At one point I became jealous of my friends who had sisters. Every time I went over to their houses, it seemed like their sisters were always there for them and watched out for them. Soon I started to think that maybe I actually was a horrible person, and my sister treating me badly was somehow my punishment. It got so bad that I asked my parents if my Christmas present could be a therapist.
Thankfully, therapy was very helpful and I slowly began getting my confidence and happiness back. I also started talking to my mom about how I felt on our car rides home from school, consoled with my friends about how I was feeling, and even my boyfriend was a great help. Mom, my friends, and my boyfriend all helped me see that I wasn’t a bad person, and that I shouldn’t believe the things my sister told me to put me down. I realized that even if I was stuck with a sibling who treated me bad, it wasn’t going to last forever and she only says those things just to make me feel bad.
What I want you to know, dear reader, is that a bully is a bully, even if you’re related. They don’t get a pass to treat you bad just because “that’s what siblings do.” No, that is not what a sibling does. A sibling is supposed to care about you, treat you with love, and help you learn and grow as they do the same thing. Sure, they can get on your nerves, but everyone can do that. A sibling is not supposed to treat you like you’re below them.
Just always know that if someone is treating you horribly, whether they’re related or not, the best thing to do is let someone know how you feel when they treat you badly. No one deserves to feel like they’re a horrible person.

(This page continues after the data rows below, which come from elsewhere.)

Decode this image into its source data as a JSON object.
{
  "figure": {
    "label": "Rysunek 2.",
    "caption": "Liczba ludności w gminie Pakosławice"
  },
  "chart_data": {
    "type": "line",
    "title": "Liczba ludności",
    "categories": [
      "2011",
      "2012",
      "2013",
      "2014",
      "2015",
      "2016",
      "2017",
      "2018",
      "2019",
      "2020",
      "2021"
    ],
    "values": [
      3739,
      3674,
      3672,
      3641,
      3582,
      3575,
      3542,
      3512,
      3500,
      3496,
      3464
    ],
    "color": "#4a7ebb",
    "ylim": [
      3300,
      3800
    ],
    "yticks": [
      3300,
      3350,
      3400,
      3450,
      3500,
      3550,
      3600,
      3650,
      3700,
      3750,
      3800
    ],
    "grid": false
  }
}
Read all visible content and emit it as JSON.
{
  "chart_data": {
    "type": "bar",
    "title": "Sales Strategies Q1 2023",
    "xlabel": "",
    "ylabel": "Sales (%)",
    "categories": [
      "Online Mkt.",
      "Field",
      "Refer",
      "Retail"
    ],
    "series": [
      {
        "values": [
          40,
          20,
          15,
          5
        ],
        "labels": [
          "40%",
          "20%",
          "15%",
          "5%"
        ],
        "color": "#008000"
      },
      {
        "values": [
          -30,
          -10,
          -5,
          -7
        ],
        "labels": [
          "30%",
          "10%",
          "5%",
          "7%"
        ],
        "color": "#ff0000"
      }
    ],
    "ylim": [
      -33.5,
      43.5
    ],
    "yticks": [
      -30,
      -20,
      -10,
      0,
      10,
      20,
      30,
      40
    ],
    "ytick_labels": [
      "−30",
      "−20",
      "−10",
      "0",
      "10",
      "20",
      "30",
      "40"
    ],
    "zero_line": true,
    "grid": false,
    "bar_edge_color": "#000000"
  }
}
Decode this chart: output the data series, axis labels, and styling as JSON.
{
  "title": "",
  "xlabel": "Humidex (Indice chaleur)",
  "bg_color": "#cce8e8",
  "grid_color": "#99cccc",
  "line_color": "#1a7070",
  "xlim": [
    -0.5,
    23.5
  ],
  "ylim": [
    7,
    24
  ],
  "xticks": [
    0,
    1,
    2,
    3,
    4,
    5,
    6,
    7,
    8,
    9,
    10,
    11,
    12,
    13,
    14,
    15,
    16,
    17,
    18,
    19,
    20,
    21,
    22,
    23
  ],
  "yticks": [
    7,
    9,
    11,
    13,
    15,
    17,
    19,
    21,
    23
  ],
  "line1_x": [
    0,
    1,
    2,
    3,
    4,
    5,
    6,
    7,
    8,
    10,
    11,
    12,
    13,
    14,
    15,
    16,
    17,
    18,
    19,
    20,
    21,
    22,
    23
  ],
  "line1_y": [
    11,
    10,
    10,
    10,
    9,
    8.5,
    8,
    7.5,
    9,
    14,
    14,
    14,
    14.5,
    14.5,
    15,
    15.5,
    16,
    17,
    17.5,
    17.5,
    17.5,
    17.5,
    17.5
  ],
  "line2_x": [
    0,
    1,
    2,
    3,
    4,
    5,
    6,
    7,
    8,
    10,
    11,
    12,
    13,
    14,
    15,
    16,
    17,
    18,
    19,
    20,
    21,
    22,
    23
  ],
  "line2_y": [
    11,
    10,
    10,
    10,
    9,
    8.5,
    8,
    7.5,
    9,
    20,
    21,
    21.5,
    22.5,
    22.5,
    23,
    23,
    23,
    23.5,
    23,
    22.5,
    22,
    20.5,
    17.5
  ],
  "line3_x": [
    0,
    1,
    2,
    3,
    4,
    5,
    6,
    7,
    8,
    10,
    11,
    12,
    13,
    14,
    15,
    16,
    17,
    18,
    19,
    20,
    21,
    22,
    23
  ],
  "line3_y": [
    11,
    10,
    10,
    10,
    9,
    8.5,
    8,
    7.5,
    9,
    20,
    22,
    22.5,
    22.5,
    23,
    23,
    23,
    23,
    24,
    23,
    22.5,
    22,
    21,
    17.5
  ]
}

Maybe things between you and your sibling can get better someday, or maybe they won’t. Time can only tell. Just remember that there are people who love you for being you, and you should surround yourself with people who treat you right. And if your sibling ever starts bullying you to the point where you’re in serious danger, physically or mentally, tell someone. Being silent will only lead to more pain. I know it’s really hard, they’re your sibling and you want to love them. But a sibling who tries to break your self-esteem is a bully, and you deserve to be treated better. Bullying is bullying, and abuse is abuse no matter who does it. But that doesn’t make you a bad person.
You’re a human being, unique and beautiful in your own way. Never let anyone make you feel like you’re less than that.